Autodeterminação dos povos

Em contraposição ao ministro de Bolsonaro, Sergey Lavrov defendeu o direito do povo venezuelano à autodeterminação, rechaçando a interferência de potências estrangeiras, as sanções e as recorrentes ameaças de uso da força militar pelos EUA. É preciso, em sua opinião, uma solução pacífica para a crise política e econômica que perturba o país sul-americano e o absoluto respeito à soberania nacional.

O princípio advogado pelo chanceler russo é consagrado pelo Direito Internacional, está inscrito na Carta das Nações Unidas e também na Constituição do Brasil. É a prevenção para guerras e agressões, uma condição para a paz mundial, que infelizmente não vem sendo levada em conta pelas potências imperialistas, sobretudo os EUA, que se arvoram o direito de comandar os destinos do mundo e impor seus interesses e pontos de vista aos mais fracos.

Sem o respaldo da ONU, Washington promoveu a guerra contra o Iraque (2003), matando centenas de milhares de iraquianos inocentes e arrasando a economia do país. Destruiu também a Líbia (2011), hoje entregue a grupos terroristas e traficantes de escravos, e patrocina golpes de Estado e guerras híbridas contra governos que considera hostis e rebeldes, como em Honduras (2009), Paraguai (2012) e Brasil (2016).

Irã e multilateralismo

O representante da Rússia também condenou a política de sanções econômicas dos EUA contra o Irã, enquanto o governo Bolsonaro curva-se aos desejos do império e a Petrobras, agora dirigida por entreguistas assumidos, protagoniza um incidente diplomático abjeto e desnecessário com os iranianos ao se negar a abastecer dois navios do país.

Já o chanceler da China, Wang Yi, defendeu com vigor o multilateralismo e a ONU na abordagem dos conflitos internacionais, condenou as sanções e o unilateralismo (característicos da política externa estadunidense), valorizando o diálogo e a cooperação nas relações entre as nações.
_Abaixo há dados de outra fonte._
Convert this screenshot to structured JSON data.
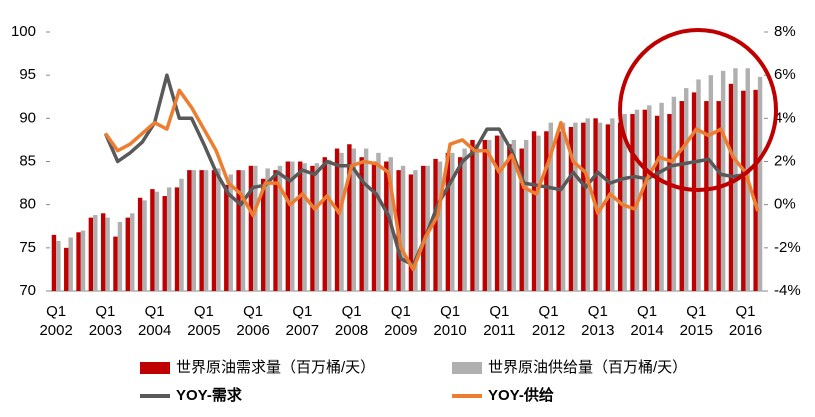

Uma resposta a Araújo, que em seu discurso relativizou o papel da ONU e respaldou a conduta imperialista dos EUA.

O que dizem a ONU e a Constituição

A Carta das Nações Unidas, em seu Capítulo 1, Art. 1º, define como objetivo da organização: “Desenvolver relações amistosas entre as nações, baseadas no respeito do princípio da igualdade de direitos e auto-determinação dos povos, e tomar outras medidas apropriadas para reforçar a paz universal”.
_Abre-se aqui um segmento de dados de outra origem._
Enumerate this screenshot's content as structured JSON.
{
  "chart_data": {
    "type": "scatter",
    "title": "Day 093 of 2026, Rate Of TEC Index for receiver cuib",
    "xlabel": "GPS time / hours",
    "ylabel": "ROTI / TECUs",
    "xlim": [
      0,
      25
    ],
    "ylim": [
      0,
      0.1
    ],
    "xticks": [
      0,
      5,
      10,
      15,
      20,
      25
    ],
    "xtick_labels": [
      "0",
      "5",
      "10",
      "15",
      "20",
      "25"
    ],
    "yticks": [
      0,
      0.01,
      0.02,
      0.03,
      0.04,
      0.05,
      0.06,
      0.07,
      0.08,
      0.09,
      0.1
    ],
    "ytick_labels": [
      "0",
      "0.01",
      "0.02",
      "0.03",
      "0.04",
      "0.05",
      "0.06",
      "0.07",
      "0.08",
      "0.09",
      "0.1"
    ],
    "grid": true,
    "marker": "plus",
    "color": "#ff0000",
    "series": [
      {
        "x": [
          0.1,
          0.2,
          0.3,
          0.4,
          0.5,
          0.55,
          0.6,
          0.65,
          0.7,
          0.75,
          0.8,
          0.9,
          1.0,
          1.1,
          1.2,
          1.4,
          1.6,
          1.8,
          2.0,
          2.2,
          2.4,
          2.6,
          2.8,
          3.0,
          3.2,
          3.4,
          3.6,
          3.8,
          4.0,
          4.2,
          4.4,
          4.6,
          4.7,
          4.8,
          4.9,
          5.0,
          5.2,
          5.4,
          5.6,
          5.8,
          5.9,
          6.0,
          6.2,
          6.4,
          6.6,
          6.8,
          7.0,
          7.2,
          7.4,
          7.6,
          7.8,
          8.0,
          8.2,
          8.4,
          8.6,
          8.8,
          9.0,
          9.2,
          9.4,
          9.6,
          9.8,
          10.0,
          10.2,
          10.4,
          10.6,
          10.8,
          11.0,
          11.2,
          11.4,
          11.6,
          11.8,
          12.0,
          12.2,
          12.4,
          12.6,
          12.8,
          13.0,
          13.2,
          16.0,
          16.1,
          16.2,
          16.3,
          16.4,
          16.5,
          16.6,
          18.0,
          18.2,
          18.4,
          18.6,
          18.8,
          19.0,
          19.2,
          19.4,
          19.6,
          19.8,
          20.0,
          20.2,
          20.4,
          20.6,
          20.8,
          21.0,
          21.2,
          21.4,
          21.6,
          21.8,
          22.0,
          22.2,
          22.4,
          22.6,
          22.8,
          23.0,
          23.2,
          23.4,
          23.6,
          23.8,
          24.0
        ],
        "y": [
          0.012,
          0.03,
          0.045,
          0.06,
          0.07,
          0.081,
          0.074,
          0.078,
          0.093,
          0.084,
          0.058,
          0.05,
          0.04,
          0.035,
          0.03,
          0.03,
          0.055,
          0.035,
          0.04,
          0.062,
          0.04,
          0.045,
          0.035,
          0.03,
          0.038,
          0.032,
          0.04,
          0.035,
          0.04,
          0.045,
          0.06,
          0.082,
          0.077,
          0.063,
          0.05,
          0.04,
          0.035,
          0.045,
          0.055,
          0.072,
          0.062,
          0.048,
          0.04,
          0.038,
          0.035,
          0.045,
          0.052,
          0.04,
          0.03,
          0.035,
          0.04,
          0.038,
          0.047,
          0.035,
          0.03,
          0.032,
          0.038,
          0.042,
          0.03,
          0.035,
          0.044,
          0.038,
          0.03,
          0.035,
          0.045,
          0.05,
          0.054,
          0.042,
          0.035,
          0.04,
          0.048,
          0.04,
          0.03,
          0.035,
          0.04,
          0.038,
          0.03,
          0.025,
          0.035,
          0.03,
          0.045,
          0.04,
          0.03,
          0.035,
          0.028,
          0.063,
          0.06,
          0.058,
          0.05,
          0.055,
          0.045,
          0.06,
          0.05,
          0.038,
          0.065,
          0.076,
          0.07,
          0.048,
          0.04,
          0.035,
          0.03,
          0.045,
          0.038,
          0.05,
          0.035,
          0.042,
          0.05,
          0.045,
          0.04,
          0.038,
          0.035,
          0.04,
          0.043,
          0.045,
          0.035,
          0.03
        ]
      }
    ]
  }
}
O Artigo 1º, tanto no Pacto Internacional sobre Direitos Civis e Políticos (PIDCP) como no Pacto Internacional sobre Direitos Econômicos, Sociais e Culturais (PIDESC), afirma o seguinte: “Todos os povos têm o direito de autodeterminação. Em virtude desse direito, determinam livremente sua condição política e perseguem livremente seu desenvolvimento econômico, social e cultural “.

Já a Constituição Federal de 1988 estabelece no artigo 4º os princípios que devem orientar as relações internacionais, fixando determinados parâmetros para a política externa brasileira.

Confira:

“Art. 4º. A República Federativa do Brasil rege-se nas suas relações internacionais pelos seguintes princípios:

I – independência nacional;

II – prevalência dos direitos humanos;

III – autodeterminação dos povos;

IV – não-intervenção;

V – igualdade entre os Estados;

VI – defesa da paz;

VII – solução pacífica dos conflitos;

VIII – repúdio ao terrorismo e ao racismo;

IX – cooperação entre os povos para o progresso da humanidade;

X – concessão de asilo político.

Parágrafo único. A República Federativa do Brasil buscará a integração econômica, política, social e cultural dos povos da América Latina, visando à formação de uma comunidade latino-americana de nações.

A política externa do governo Bolsonaro, teoricamente comandada pelo chanceler Ernesto Araújo (um discípulo do astrólogo Olavo de Carvalho, tão lunático quanto o guru), afronta a Constituição Cidadã de 1988 e não condiz com a tradição do Itamaraty. Contradiz em especial o parágrafo único, que versa sobre a integração e formação de uma comunidade latino-americana de nações, um ideal dos povos e das forças progressistas da região que colide objetivamente com a estratégia dos EUA.